“About the same, I think,” Horace laughed. “My father takes no exercise and has not much appetite, and I think he likes nice things; and it is one of the Greek’s great aims in life to tempt him to eat. We always have a very good cook, but Zaimes insists on having a few little things of his own cooking on the table, and as he is generally at war with the cook, and they leave in consequence about every three or four months, he often has the dinner altogether in his hands till a fresh one arrives, and I am amused sometimes to see how Zaimes fidgets when my father, which is often the case, is so occupied with his own thoughts that he eats mechanically and does not notice what is before him. Zaimes stands it for a minute or two and then asks some question or makes some observation that calls my father’s attention back to what he is doing. They have both been with him for two-and-twenty years and are devoted to him. They are hardly like English servants, and talk to him in a way English servants would not think of doing. They are always perfectly respectful, you know, but they regard themselves, as he regards them, as friends as well as servants.”

“Well, gentlemen, we will drink the usual toast, ‘The King, God bless him;’ that is duty.

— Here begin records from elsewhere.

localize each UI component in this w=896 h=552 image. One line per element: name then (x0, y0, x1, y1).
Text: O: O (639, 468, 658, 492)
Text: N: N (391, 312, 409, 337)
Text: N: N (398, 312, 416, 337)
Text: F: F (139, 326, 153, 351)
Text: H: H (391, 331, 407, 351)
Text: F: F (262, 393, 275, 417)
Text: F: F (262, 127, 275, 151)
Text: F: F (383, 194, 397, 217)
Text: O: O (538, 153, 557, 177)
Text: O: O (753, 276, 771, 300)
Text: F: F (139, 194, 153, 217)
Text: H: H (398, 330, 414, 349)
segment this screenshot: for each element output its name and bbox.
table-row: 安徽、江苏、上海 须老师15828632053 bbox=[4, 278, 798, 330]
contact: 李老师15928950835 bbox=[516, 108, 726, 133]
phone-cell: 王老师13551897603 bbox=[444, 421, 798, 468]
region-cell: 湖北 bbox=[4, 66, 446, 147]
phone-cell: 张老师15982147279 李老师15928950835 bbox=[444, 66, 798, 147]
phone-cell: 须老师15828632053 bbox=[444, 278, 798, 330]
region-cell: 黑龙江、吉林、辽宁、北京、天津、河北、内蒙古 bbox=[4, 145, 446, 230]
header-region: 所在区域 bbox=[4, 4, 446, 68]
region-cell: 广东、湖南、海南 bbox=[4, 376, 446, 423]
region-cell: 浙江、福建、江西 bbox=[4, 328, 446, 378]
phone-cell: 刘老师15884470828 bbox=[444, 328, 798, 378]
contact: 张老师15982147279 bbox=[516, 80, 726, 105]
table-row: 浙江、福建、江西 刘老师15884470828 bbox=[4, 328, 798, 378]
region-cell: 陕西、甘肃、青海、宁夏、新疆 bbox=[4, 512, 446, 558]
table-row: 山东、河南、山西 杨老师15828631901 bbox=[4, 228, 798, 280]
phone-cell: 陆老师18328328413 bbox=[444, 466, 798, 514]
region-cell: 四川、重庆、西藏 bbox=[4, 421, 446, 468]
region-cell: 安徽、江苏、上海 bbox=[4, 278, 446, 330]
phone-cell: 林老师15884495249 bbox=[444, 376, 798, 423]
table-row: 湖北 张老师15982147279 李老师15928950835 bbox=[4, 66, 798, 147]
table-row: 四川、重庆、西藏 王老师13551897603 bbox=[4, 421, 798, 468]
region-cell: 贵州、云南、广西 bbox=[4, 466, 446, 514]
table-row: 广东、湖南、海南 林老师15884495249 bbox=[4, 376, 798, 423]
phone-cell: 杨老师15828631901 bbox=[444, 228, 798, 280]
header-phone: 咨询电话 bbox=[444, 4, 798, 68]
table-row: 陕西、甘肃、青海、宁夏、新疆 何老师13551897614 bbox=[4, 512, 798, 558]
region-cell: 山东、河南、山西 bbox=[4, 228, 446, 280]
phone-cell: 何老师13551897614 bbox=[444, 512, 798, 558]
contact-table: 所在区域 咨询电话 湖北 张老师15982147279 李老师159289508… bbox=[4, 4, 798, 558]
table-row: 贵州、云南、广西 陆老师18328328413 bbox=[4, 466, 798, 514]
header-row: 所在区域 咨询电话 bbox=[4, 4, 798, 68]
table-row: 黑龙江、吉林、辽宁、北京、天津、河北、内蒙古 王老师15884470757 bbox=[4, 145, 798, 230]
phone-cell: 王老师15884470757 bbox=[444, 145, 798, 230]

Now fill up again, here is ‘Success to the Creole.’” When the toast was drank Martyn went on:

“How did your father pick them up, Horace?”

“It was just after he went out to Greece, which was directly after he left college. He was at Samos, and got leave from the Turkish governor to visit the prison. In one of the cells were Zaimes and Marco, who was then a boy about sixteen. They were condemned to death; they had been smuggling, and a Turkish boat had overhauled them. They had resisted. Four of the men with them had been killed in the fight, and several of the Turks. These two had been both severely wounded and made prisoners. My father was new to that sort of thing then. After he had been a year or two in Greece he knew that it would take a king’s fortune to buy out all the prisoners in the Turkish jails, but being only out there a month or two he was touched at the sight of the two prisoners. They were both very handsome, though, of course, pale and pulled down by their wounds and imprisonment, and Zaimes, who was the spokesman, had that courteous gentle manner that my father says all the Greeks have when they are not excited.”

“At any rate he was very much interested and went off to the governor again, and the Turk was glad enough for a bribe of a hundred pounds to give him an order for the release of the two prisoners, on condition that they were to be let out after dark and at once put on board a craft that was sailing at daybreak next morning. My father went with them, and after that they absolutely refused to leave him, and travelled with him in Greece for some time and fought very pluckily when some Klepts once tried to carry him away into the mountains. Then he bought a small craft and established his head-quarters at Mitylene, and for a year lived there and cruised about the islands. When he came home he offered the felucca to them, but they refused to take it, and begged so hard for him to take them home with him that he agreed to do so, and they have proved invaluable to him ever since.”

“Your father is lucky in having got hold of two such men,” Martyn said. “I believe the lower order of Greeks are fine fellows in their way. They are quarrelsome and passionate, no doubt, and apt to whip out their knives at the smallest provocation, and there is no trade they take so kindly to as that of a bandit; otherwise I believe they are honest hardworking fellows. But as for the upper class of Greeks, the less I have to do with them the better. When they get a chance they grind down their countrymen a deal worse than the Turks do. They are slippery customers and no mistake. I would rather take a Turk’s simple word than a solemn oath from a Greek.”

“No; veracity is hardly one of their conspicuous virtues,” the doctor put in quietly. “I take it that the ancients were so accustomed to swear by their gods, even after they had ceased to believe in them, that they came to consider that an oath by them was not binding, and so got into the way of lying generally, and their descendants have never amended their ways in that particular since. On more than one occasion, when there was trouble between our sailors and the Greeks, I attended their courts, and for good downright hard swearing I never heard them approached. I don’t wonder that the Turks refuse to allow Christians to give evidence in their courts. We shall see when we get out, but I have grave doubts whether there has been any revolution at all, and whether it is not a got-up thing altogether, just to see what the rest of the world says to it.”

The others laughed.

“There is one thing, doctor,” Miller said; “we have heard from Europeans who are out there of what has been done, it does not come from the Greeks only.”

“That is a confirmation, certainly, but it is well known that travellers’ tales must always be received with caution. It has been so since the days of Herodotus. When a man gets away from his own country he is apt to get a certain looseness of the tongue. We will wait until we get out there before we form any strong opinion about it.”